Krugman makes the point that trying to tell people the economy is good when it’s actually bad doesn’t work. So good luck to Trump on that one.

However:

[T]elling people things are bad even when they’re actually good can work. This is sometimes true when it comes to the economy. It’s definitely true when we’re talking about crime.

In his press conference announcing that he was seizing power in the District of Columbia, Trump declared that

Our capital city has been overtaken by violent gangs and bloodthirsty criminals, roving mobs of wild youth, drugged out maniacs and homeless people.

He forgot to mention deranged bums. Anyway, the media were in general pretty good at pointing out that crime in DC has in fact been falling rapidly. According to the U.S. attorney’s office, violent crime is at a 30-year low. The invaluable Jeff Asher has a chart [above]
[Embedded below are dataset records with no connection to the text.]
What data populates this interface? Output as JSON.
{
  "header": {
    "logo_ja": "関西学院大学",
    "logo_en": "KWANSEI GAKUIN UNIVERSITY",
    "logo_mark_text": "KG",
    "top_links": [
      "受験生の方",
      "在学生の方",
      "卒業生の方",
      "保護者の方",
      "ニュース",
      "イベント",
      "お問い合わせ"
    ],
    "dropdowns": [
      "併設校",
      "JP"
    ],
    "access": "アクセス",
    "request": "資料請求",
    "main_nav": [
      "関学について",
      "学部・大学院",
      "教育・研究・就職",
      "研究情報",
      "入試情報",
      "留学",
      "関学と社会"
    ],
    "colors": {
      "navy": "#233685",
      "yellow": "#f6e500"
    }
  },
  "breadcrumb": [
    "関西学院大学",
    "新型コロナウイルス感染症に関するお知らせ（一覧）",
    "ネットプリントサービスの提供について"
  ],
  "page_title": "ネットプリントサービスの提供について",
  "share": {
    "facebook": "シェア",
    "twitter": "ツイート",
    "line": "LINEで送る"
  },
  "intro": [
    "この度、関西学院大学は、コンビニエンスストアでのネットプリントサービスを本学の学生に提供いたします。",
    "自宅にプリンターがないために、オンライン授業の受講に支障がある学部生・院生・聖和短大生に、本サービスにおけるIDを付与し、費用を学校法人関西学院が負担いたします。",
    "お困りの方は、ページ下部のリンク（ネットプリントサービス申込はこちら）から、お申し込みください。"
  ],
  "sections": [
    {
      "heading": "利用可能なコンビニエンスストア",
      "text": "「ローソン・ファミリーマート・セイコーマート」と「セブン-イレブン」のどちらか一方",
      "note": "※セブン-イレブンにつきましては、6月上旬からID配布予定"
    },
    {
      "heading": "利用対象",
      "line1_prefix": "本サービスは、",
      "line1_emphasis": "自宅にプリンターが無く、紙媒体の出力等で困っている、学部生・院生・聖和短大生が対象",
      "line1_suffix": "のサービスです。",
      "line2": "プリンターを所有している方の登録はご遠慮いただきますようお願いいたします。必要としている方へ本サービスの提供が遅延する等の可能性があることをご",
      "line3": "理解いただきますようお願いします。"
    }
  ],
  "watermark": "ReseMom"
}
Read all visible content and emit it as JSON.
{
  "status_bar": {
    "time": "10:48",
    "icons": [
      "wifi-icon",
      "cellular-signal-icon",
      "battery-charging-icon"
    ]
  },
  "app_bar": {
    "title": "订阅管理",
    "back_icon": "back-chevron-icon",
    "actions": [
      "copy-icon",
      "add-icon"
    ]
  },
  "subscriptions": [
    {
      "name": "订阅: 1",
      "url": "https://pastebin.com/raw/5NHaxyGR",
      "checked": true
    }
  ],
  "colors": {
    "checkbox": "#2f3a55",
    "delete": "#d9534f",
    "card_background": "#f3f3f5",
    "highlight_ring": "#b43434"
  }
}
As I understand it, there are some technical data issues for 2022. But the basic picture is that DC is safer than it has been since the 1960s. The same is true for the nation as a whole:

He wonders if Trump will get away with this and isn’t sure he won’t. As wrote in the post below, I’m not sure either. He writes:

As you can see from the chart above, there was a truly epic decline in crime from the early 1990s to the mid-2010s. Yet throughout that period, according to Gallup, a large majority of Americans said that crime was getting worse. What’s going on?

[…]

One possible answer is that there are lies, damned lies and statistics. Maybe official crime numbers are, as Trump would say, RIGGED — although that would be really hard to do with murders, which are kind of hard either to fabricate or to conceal, and have fallen even more than overall crime. Or maybe people’s lived experience just doesn’t match what the crime data say.

But I don’t buy that explanation, among other things because I’m a New Yorker. Much of the nation sees the Big Apple as a dystopian hellhole, but anyone who actually lives there can tell you that the city feels quite safe — certainly safer than at any earlier point in my adult life.

He notes that the subway ridership numbers bear this out despite the fact that all the Trumpers insist that the NY subways are highways to hell. He continues:

Part of the answer is the old line “if it bleeds it leads.” There are occasional acts of violence on the New York subway, and they make the news. The system’s overall safety — taking the subway is much, much safer than driving — doesn’t.

But I’d also argue that a large part of the answer is that many Americans believe that crime is running rampant — just not where they happen to live. Fox News tells suburban and small-town Americans that New York and Los Angeles are crime-ridden hellscapes, and they believe it.

According to Gallup, last year 56 percent of Americans believed that crime in the United States was an extremely or very serious problem — but only 14 percent said it was an extremely or very serious problem “in the area where you live.”

Krugman points out that this tracks with what happened with the economy during the Biden years when people all said they were doing fine but thought the rest of the country was in a recession. It’s apparently a common phenomenon and I personally hold the media as responsible as Trump.

Krugman notes that we can’t take it for granted that the people who don’t live in DC will understand that Trump is just lying when he says it’s a dystopian nightmare:

And if I may say, it’s the responsibility of the news media to make that clear. Don’t say “Trump makes contentious claims about DC crime.” Don’t say that there’s “dispute over DC crime data.” Just say that he’s lying.

Yep. Stop talking about the vibes and report the facts. And the fact is that he’s lying.